Good morning. It’s Thursday. Today we’ll find out how little the city pays emergency medical technicians — and whether Mayor Zohran Mamdani can get them a raise. We’ll also look at why some people are skipping salads.
An emergency medical technician in New York City has a high-pressure, high-drama job, and it doesn’t pay much. Now, as the city negotiates a new contract for Emergency Medical Service workers, I talked with Eliza Shapiro, a Metro reporter who covers the affordability crisis and wrote about how E.M.T.s get by — and whether Mayor Zohran Mamdani can get them a raise.
What stopped everyone who read your article was that some paramedics are paid as little as $18 an hour. That’s $2 above the minimum wage in New York City.
Yes. I have been writing about New York City government since I was a teenager, and even so, I was shocked by how little so many E.M.S. workers are paid.
E.M.T.s and paramedics work for the Fire Department. Why the disparities between what firefighters are paid and what paramedics are paid?
It’s one of those quirks of how city government works — E.M.S. merged with the Fire Department in the 1990s, but some people describe it as a marriage that never really took.

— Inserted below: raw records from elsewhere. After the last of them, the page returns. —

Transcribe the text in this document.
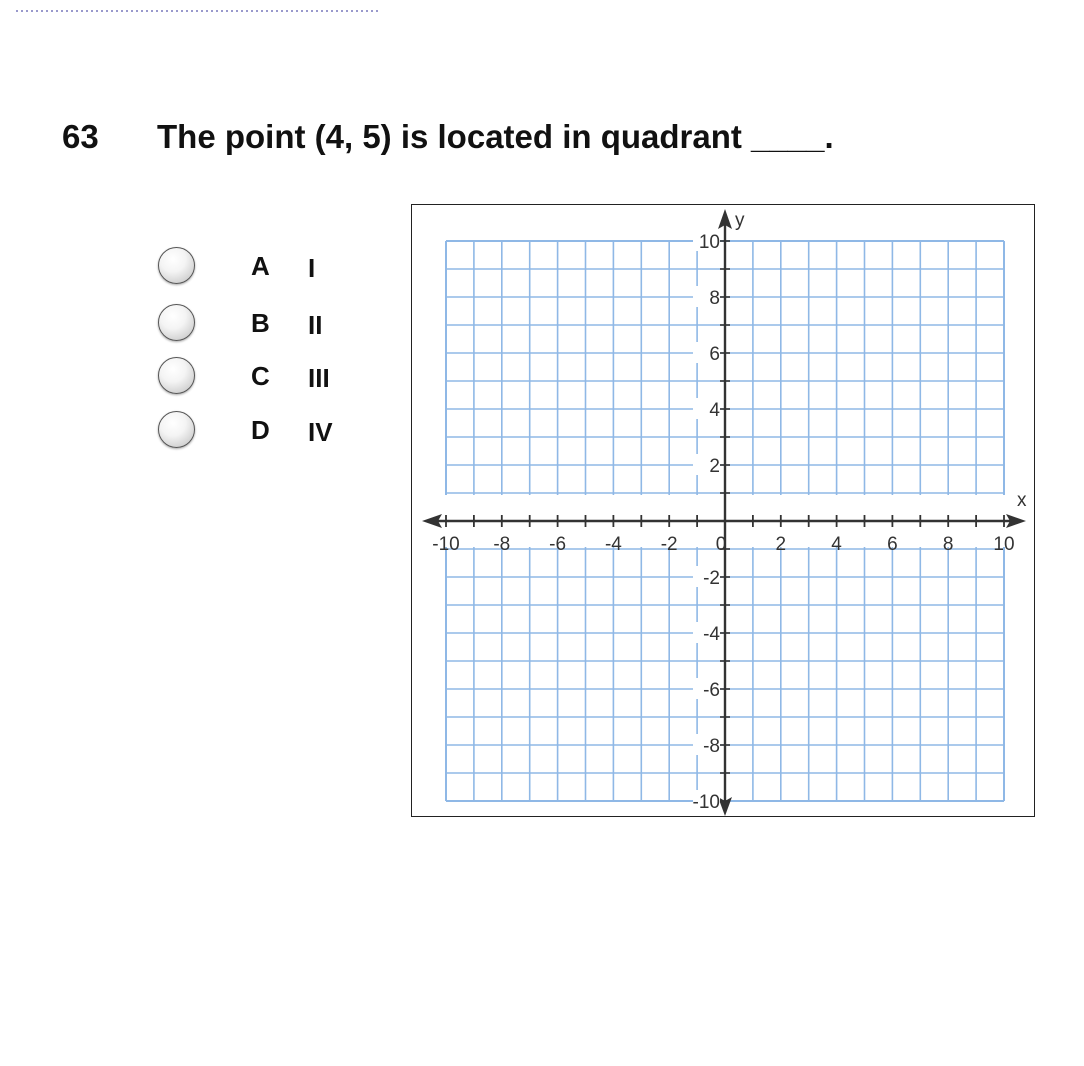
63 The point (4, 5) is located in quadrant ____.
A I
B II
C III
D IV
-10 -8 -6 -4 -2 0	2 4 6 8 10
10
8
6
4
2
-2
-4
-6
-8
-10
x
y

Firefighters can make about double what many E.M.S. workers top out at.
The disparities in pay have never been resolved. It’s an issue that every mayor knows is a problem but never seems to get around to tackling.
There’s turnover at E.M.S. How many E.M.S. workers leave in a year? Where do they go?
The city and the unions representing E.M.S. workers are in agreement that turnover is a problem for the E.M.S. force.
It’s gotten particularly acute in the last few years. The union expects 900 people to leave the force this year.
E.M.S. workers can “promote up” to become firefighters with better pay and benefits. Some leave the city payroll for private ambulance services or join public ambulance services on Long Island or upstate, where the pay tends to be better.
So E.M.T.s who like their intense, demanding jobs can’t live on what the city pays them.
That’s right. Take Taysha Soto, an E.M.T. I spoke with at length. She is a 29-year-old single mother of two who grew up in New York and wanted to become an E.M.T. after she watched her mother die of lung cancer and felt helpless to do anything.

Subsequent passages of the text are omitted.